Cyrus Leo Sulzberger II

Cyrus Leo Sulzberger II (October 27, 1912 – September 20, 1993) was a U.S. journalist, diarist, and author, and a member of the family that owns the New York Times. During the 1940s and 1950s, he was that newspaper's lead foreign correspondent.

Biography

He was born New York City on October 27, 1912 to Cyrus L. "Leo" Sulzberger. He graduated magna cum laude from Harvard University in 1934. He was the nephew of New York Times publisher, Arthur Hays Sulzberger. "Cy" as he was commonly called, joined the family paper in 1939 and was soon covering stories oversea as Europe edged towards World War II. Among the reporters who worked for him during the war were Drew Middleton and James Reston. He served as a foreign affairs correspondent for 40 years and authored two dozen books in his lifetime.[1] His skills as a raconteur were legendary as were his friendships with the high and mighty or just plain interesting. Because of the circles he travelled in, it was not uncommon that he would carry messages from one foreign leader to another as he did for U.S. President John F. Kennedy who asked that a note be conveyed to Soviet premier Nikita Khrushchev in 1961. Of all the leaders he befriended, it is said that he was closest to President Charles de Gaulle of France.

He married Marina Tatiana Ladas in 1942 who was often his travel companion and ensured they had an active and elegant social life in Paris.

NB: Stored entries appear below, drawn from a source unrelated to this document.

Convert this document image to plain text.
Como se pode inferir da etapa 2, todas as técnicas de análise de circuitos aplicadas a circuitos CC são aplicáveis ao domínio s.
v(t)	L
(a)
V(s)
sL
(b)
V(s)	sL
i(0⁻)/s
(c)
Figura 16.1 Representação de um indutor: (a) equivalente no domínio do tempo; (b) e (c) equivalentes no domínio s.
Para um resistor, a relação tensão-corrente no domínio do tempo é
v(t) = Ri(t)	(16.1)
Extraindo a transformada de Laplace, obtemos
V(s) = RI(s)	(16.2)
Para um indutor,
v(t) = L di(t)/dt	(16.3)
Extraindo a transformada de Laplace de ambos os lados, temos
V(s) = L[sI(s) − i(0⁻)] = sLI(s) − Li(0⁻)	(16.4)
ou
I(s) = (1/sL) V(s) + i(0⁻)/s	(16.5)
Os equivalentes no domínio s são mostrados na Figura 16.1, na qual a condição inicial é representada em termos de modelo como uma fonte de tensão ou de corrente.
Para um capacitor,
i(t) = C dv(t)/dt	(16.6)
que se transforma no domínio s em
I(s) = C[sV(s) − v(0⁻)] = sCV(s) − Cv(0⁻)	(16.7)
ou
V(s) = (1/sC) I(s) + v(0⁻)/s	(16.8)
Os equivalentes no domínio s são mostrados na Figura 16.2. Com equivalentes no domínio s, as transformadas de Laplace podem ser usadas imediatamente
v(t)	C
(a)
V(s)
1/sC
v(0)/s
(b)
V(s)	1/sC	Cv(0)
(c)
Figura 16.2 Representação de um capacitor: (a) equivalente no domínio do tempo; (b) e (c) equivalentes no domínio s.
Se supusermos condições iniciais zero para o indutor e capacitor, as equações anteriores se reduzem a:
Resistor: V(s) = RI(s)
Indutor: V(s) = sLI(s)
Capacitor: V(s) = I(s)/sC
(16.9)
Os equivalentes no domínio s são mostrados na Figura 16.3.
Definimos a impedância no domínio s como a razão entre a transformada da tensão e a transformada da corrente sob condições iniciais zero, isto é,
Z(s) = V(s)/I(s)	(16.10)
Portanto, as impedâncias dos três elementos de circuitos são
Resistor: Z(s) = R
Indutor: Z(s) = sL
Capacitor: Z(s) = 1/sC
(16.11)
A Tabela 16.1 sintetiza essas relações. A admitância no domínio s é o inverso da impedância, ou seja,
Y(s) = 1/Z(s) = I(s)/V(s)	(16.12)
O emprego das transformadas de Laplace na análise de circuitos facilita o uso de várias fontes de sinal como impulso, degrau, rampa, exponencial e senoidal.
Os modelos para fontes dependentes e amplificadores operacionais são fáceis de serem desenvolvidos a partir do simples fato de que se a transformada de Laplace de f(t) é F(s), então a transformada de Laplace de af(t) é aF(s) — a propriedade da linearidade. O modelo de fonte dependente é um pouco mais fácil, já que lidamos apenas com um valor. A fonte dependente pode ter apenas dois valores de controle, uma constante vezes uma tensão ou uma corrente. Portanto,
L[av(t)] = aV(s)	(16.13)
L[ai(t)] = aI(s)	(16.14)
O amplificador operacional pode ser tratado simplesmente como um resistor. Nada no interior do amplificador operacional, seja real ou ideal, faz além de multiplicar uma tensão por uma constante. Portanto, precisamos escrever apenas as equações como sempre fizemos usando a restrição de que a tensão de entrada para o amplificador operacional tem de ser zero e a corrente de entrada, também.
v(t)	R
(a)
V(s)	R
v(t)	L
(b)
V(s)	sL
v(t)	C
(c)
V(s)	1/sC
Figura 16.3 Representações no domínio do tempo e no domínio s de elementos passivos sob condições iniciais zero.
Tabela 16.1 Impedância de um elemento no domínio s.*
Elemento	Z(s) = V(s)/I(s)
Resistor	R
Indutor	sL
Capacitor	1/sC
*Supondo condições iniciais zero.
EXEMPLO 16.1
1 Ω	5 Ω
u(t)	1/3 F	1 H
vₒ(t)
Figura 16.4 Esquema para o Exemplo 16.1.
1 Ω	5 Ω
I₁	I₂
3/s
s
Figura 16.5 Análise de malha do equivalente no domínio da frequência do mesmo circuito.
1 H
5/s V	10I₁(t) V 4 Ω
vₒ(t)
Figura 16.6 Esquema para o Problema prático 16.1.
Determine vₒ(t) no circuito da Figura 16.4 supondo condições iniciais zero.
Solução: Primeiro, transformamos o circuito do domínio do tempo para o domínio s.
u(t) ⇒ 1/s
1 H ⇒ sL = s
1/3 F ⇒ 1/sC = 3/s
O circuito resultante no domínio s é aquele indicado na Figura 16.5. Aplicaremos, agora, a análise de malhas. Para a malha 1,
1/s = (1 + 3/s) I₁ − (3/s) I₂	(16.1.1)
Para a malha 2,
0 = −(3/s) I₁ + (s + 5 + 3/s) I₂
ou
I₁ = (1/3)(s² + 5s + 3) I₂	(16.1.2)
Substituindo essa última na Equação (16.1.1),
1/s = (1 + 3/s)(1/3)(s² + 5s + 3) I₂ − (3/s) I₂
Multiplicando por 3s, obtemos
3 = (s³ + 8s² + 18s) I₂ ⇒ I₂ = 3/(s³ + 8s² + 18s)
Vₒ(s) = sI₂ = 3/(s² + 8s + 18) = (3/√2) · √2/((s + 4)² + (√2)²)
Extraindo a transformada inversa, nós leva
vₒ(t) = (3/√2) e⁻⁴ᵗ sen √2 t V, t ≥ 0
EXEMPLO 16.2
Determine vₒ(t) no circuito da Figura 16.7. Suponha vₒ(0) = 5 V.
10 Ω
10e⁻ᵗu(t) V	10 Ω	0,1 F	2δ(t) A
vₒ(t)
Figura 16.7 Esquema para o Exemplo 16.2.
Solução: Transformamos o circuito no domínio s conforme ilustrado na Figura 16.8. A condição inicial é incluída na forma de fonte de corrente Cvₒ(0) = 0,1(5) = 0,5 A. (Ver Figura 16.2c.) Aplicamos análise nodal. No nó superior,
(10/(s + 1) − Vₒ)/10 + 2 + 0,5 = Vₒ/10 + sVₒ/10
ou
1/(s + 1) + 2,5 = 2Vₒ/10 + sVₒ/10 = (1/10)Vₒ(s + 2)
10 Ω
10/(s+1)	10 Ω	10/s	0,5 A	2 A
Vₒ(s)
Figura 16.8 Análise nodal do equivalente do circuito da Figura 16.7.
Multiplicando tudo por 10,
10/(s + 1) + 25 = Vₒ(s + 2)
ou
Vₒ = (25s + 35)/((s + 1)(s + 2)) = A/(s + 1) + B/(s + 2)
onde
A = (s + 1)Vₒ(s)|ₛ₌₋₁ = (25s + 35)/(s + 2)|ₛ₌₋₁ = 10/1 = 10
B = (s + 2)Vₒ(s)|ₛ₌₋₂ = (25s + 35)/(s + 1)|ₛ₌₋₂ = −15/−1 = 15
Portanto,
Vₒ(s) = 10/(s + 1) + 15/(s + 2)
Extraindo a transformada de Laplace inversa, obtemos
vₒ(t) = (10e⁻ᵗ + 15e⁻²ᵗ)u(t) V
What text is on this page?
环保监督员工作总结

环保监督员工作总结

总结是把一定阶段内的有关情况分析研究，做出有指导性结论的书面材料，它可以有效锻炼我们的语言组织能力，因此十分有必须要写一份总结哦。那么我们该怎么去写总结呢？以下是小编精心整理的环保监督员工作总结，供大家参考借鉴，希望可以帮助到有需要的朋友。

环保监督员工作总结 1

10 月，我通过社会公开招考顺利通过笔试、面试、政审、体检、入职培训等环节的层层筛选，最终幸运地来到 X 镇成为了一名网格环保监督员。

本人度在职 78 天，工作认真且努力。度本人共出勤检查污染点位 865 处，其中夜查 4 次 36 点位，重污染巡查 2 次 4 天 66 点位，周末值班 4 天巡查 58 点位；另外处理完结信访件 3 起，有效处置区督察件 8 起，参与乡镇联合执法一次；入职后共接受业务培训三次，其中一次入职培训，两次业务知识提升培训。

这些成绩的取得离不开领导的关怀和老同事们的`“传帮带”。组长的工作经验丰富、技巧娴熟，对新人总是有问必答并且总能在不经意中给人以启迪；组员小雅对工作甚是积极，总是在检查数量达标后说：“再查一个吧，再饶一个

She died in 1976. He died at their Paris home on September 20, 1993.[2]

In 1967, the daughter of Cyrus Sulzberger and Marina Tatiana Ladas, Marina Beatrice Sulzberger, married Adrian Michael Berry, who later became 4th Viscount Camrose, thereby linking two newspaper dynasties - the Camrose family which had once owned The Daily Telegraph retained an interest in that paper until it was taken over by Conrad Black in 1986.